The Skirball museum has acquired the original German-language text of the Nuremberg laws on indefinite loan from the Huntington Library, which made the surprise revelation last weekend that it possessed the documents, whose whereabouts were unknown.
Uri Herscher, the center's president, said the museum wants to make a viewing of the decree, which was signed by Adolf Hitler in September 1935 in a prelude to the death camps of the Holocaust, an important part of its regular morning tour for senior high school students.
Herscher said the viewing will be scheduled to follow the students' tour of the Ellis Island Gallery, an exhibit that emphasizes the struggles of immigrants coming to the United States. He said he believed that the document will underline the tour's focus on the preciousness of democracy, help illustrate the perils of depriving a people of individual rights and spotlight the power of hateful words.
"We need to take words very seriously," Herscher said. "Six million Jews lost their lives because of the power of the pen in the hands of a monstrous autocrat."
The document was welcomed by Jewish historians as a refutation to the claims of some fringe revisionist movements that argue that the Holocaust never took place, he said.
"You cannot, any longer, say the Nuremberg laws were a fabrication or an abstract theoretical document," Herscher said.
The Skirball center has hosted about 1 million visitors--40% of them non-Jewish--since it opened three years ago. On mornings it has been open to tours by 200,000 public school children, he said.
Jewish scholars say that the Nuremberg laws, whose stated aim was to protect "the purity of German blood," effectively redefined Jews, not just as a religious group but as a separate, alien race.
It explicitly prohibited sex or marriage between Jews and "citizens" of Germany. Jewish historians say that the documents marked an important legal step in segregation that would lead to the mass executions in Nazi death camps.
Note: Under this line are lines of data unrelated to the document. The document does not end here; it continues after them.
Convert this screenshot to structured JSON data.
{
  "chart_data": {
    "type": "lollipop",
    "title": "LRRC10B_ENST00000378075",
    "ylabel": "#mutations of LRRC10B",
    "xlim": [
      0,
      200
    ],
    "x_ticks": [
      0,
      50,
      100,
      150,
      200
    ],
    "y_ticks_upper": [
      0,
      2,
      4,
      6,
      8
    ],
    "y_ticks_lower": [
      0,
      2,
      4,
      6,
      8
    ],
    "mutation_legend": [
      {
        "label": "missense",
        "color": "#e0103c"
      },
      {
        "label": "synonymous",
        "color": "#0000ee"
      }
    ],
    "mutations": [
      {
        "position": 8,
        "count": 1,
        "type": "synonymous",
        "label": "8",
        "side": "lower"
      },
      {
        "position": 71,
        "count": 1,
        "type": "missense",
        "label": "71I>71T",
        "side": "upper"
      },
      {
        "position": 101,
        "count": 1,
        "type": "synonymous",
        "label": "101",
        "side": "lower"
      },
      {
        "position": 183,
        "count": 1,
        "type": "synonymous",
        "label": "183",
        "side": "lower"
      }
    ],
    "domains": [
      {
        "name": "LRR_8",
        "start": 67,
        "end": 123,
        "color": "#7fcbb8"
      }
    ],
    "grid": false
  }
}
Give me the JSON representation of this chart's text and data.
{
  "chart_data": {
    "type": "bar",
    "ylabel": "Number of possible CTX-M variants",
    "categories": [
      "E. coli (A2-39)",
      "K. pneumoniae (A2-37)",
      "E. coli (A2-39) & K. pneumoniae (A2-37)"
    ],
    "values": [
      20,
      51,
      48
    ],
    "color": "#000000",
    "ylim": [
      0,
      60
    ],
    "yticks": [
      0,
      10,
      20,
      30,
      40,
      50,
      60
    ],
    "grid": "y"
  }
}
Herscher said the Nuremberg laws prompted his parents to leave Germany and contributed to the deaths of 18 family members in Nazi camps.
"This document is not hypothetical," Herscher said. "It meant the destruction of a third of the world's Jewry."
The Nuremberg laws, drawn up in two nights and typed on four pages of white paper, were discovered by U.S. troops in a town 40 miles south of Nuremberg and were donated by Gen. George Patton to library founder Henry Huntington.
At a news conference Monday the library's president, Robert Skotheim, said it was never displayed because it did not fit the library's British and American history focus. He did not fully explain why the library never revealed that it possessed the documents.
"I didn't ask for an explanation," Herscher said. "I was more concerned that these documents be presided over by a Jewish institution. These documents that were meant to destroy us would [otherwise] not be in our hands as a reminder that Hitler's final solution was not the final word."
One of the reasons that the Nuremberg laws did not provoke the kind of universal uproar and outrage they would today is because intellectual theories of racial and genetic inferiority were then common, historians say.
Marriages between white Americans and blacks or others deemed inferior were prohibited in many U.S. states, and Catholic and Jewish immigrants from Europe were viewed by some as belonging to a separate--and inferior--race from American Protestants.
The Nazi-era German sterilization law itself was modeled on a California law adopted during the eugenics movement, a pseudoscientific theory that some people were genetically inferior, said Dan Kevles, a Caltech science historian who is the author of the book "In the Name of Eugenics: Genetics and the Uses of Human Heredity."
"There were a lot of intellectual movements that were quite anti-Semitic in Middle America, but we wouldn't be here if they had taken hold," Herscher said. "I have a lot of confidence in the democratic process. I'm hopeful that these documents will motivate us even more to perfect our democratic values as we enter the next century."